For coastal Floridians and some of their neighbors to the north, it’s a September to remember. Hurricane Dorian’s roaring winds have sent millions to scour store shelves in search of generators, flashlights, bottled water and dry foodstuffs. Millions more have lined up to fill up their SUVs before fleeing up the interstates for shelter from the storm’s fury.

Preparing for the worst is a natural response to nature’s occasional depredations. But fears of a deteriorating climate belie the fact that dangerous storms which slam the eastern continental United States have actually decreased in modern times when climate-change conventional wisdom says heat from man-made greenhouse gases should be amping them up. Readying for disaster is smart, but expecting new “green” policies to calm the gales of September is wishful thinking.

The historical record compiled by the National Oceanic and Atmospheric Administration (NOAA) indicates that since the mid-19th century, hurricanes forming in the Atlantic Basin have made landfall along the U.S. coast with diminishing frequency. Between 1851 and 2004, the number of hurricanes of Categories 1 through 5 striking the U.S. mainland per decade has averaged 17.7. The most recent 10-year period that reached or beat the average was 1941-1950, when 24 hurricanes came ashore. Severe storms of Category 3 or higher have averaged six per decade, but the U.S. mainland has not suffered that number since the 1961-1970 interval.

Following the 2005 season that brought the devastation of Hurricane Katrina, the United States enjoyed a record 12 years without a major storm. The calm ended in 2017 with four hurricanes making landfall, followed by two in 2018. Time will tell whether the 2011-2020 period will reach the historical average or surpass it.

The drop-off in extreme weather events along the Atlantic and Gulf Coasts in no way minimizes their tragic impact. The U.S. population has grown exponentially from 23 million to 330 million since 1850. It is the clustering of communities along exposed coastlines, where ocean access is an attractive feature for industry and recreation, that is the primary cause for rising loss of life and property. Global warming, not so much.

Temperatures in the United States have stubbornly defied climate-change predictions. In 2005, NOAA activated the U.S. Climate Reference Network (USCRN), a new system of temperature stations purposely situated far from urban settings. Earlier sensors near cities were thrown off by dense concentrations of heat-trapping buildings and roadways, forcing government scientists to adjust readings in an attempt to filter out the heat island effect.

Now that thermometer readings across the country are relatively unadulterated, average temperatures haven’t climbed as expected, writes James Taylor, director of climate and environmental policy at the Heartland Institute, at Real Clear Energy: “USCRN temperature stations show no warming since 2005 when the network went online. If anything, U.S. temperatures are now slightly cooler than they were 14 years ago.”

Moreover, he writes, “All of the asserted U.S. warming since 1930 is the product of the controversial adjustments made to the raw data.” If climatologists had not fiddled with the numbers, he argues, U.S. temperature readings would have been essentially flat for the past 80 years.
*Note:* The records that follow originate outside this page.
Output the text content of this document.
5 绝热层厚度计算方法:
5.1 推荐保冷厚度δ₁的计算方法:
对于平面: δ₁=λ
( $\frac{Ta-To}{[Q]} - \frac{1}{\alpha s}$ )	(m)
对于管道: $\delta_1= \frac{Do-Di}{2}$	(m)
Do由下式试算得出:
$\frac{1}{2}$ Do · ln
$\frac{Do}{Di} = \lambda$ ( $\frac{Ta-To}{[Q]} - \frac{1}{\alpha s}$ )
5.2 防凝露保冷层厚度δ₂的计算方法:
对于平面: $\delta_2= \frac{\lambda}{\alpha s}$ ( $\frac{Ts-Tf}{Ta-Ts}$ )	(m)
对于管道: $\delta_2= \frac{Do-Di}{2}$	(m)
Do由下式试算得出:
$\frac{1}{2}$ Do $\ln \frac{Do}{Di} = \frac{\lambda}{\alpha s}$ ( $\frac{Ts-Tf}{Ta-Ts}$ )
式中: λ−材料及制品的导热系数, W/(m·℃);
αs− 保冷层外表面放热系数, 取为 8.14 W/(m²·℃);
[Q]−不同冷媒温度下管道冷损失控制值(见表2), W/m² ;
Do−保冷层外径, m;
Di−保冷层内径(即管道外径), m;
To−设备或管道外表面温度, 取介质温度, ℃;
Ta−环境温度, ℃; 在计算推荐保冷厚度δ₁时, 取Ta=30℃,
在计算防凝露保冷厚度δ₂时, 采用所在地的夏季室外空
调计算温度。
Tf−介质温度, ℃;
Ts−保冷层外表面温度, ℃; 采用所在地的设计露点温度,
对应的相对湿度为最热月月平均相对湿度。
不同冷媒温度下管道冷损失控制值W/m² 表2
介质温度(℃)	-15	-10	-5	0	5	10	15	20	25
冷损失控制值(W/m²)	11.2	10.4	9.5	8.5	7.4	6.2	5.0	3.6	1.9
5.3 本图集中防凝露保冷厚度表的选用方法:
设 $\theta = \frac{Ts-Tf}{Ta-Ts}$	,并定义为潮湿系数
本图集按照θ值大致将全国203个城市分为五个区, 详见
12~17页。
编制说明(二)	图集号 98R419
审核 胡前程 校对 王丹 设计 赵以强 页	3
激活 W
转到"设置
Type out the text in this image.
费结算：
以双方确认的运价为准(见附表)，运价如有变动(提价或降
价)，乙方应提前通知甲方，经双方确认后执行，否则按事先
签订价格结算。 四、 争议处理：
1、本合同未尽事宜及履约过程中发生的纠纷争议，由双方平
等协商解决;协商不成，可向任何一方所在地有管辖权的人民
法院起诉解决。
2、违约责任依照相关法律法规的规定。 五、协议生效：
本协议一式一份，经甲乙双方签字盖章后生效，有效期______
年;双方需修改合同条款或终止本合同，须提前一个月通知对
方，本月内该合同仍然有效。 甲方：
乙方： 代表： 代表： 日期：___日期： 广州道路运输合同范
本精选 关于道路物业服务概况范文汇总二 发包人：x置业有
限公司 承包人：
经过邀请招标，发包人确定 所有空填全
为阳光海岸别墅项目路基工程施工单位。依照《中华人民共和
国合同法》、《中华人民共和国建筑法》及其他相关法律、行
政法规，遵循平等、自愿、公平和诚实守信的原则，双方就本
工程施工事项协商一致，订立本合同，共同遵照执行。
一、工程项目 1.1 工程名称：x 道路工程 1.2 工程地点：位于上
It’s not just a U.S. phenomenon. “Globally, satellite instruments report temperatures have risen merely 0.15 degrees Celsius since 2005, which is less than half the pace predicted by the United Nations Intergovernmental Panel on Climate Change climate models,” according to Mr. Taylor.

Nonetheless, when September storms begin to churn up the Atlantic, it’s a natural occasion for the political and media classes to play upon the primordial human fear of howling wind and lashing seas. CNN has scheduled on Wednesday a seven-hour “climate crisis town hall” in which 10 Democratic presidential candidates are expected to expend more than their fair share of hot air promoting plans for tamping down the temperature, irrespective of uncooperative thermometers.

To a man and woman, they lean in favor of the Green New Deal, a socialism-inspired blueprint for a carbon-free economy. Were one of these worthies to win the White House in 2020, the cooling effect to the atmosphere that Americans share with the planet’s peoples would only be measured in hundredths of a degree Fahrenheit.

Hurricane Dorian and its fellow furies are likely spun up by a set of natural forces more complex than the current assumptions about the effects of man-made greenhouse gases. Until there are indisputable reasons for linking human activity with climatological effects, the best advice is to stay out of the danger zone when the gales of September storm ashore.